Pak Choi: Chinesischer Kohl wie Mangold
Auch als Bok Choy bekannt, kann der Pak Choi (Brassica rapa var. chinenis oder Brassica campestris) seine chinesische Herkunft kaum verbergen. Im 18. Jahrhundert nach Europa eingeführt, weckt er mit seiner Mangoldform die Neugier der Gärtner. Pak Choi bildet eine Rosette aus halb nach außen gebogenen, an der Basis verdickten Blättern. Seine Stiele sind weißlich und saftig, die breit nervigen Blätter groß und kräftig grün. Er hat einen milden, zarten Geschmack. Junge Blätter schmecken roh köstlich, während die Rippen und reiferen Blätter besser gegart werden – im Wok, in Suppen oder Aufläufen. Er wird etwa 30 cm hoch. Dieser Kohl ist reich an Vitamin A und C, Kalium und Mineralstoffen. Kalorienarm und ballaststoffreich.
Dieser Kohl bildet keinen Kopf und schießt offenbar weniger schnell als seine Verwandten. Er wächst im Gemüsebeet, aber auch im Topf auf dem Balkon.
Im Gemüsebeet wird Pak Choi zwischen April und Juli warm vorgezogen oder von Juli bis August direkt in warme, feuchte, frische Erde gesät, jeweils 3 bis 4 Samen pro Saatstelle.

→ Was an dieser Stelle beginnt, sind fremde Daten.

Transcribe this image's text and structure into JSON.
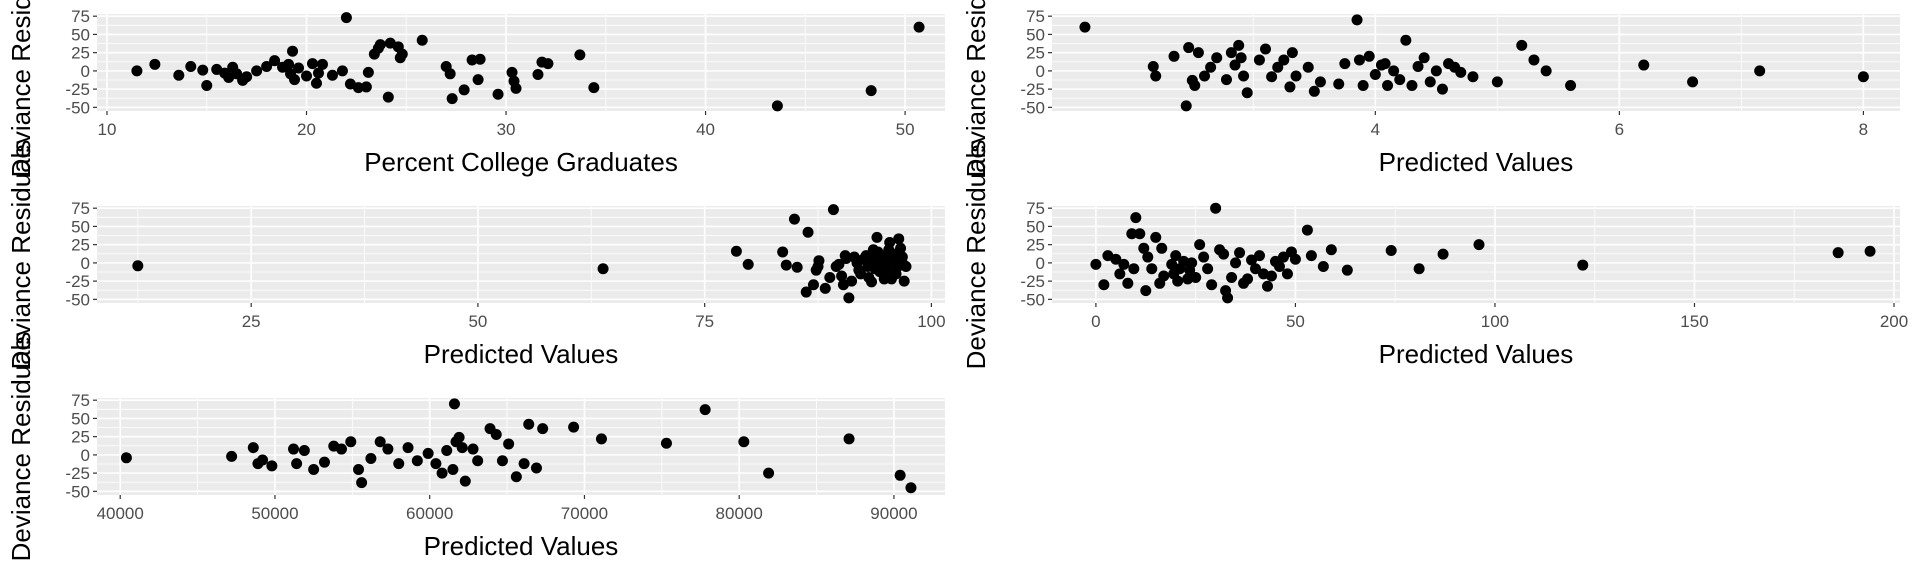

Wurde Pak Choi geschützt in Anzuchttöpfen gesät, wird er nach Ende der Frostgefahr mit vier Blättern verpflanzt. 45 bis 60 Tage nach der Aussaat, zwischen August und Oktober, kann Pak Choi geerntet werden.
Pak Choi muss regelmäßig gegossen werden, damit die Erde feucht bleibt. Sonst ist das Schossen vorprogrammiert!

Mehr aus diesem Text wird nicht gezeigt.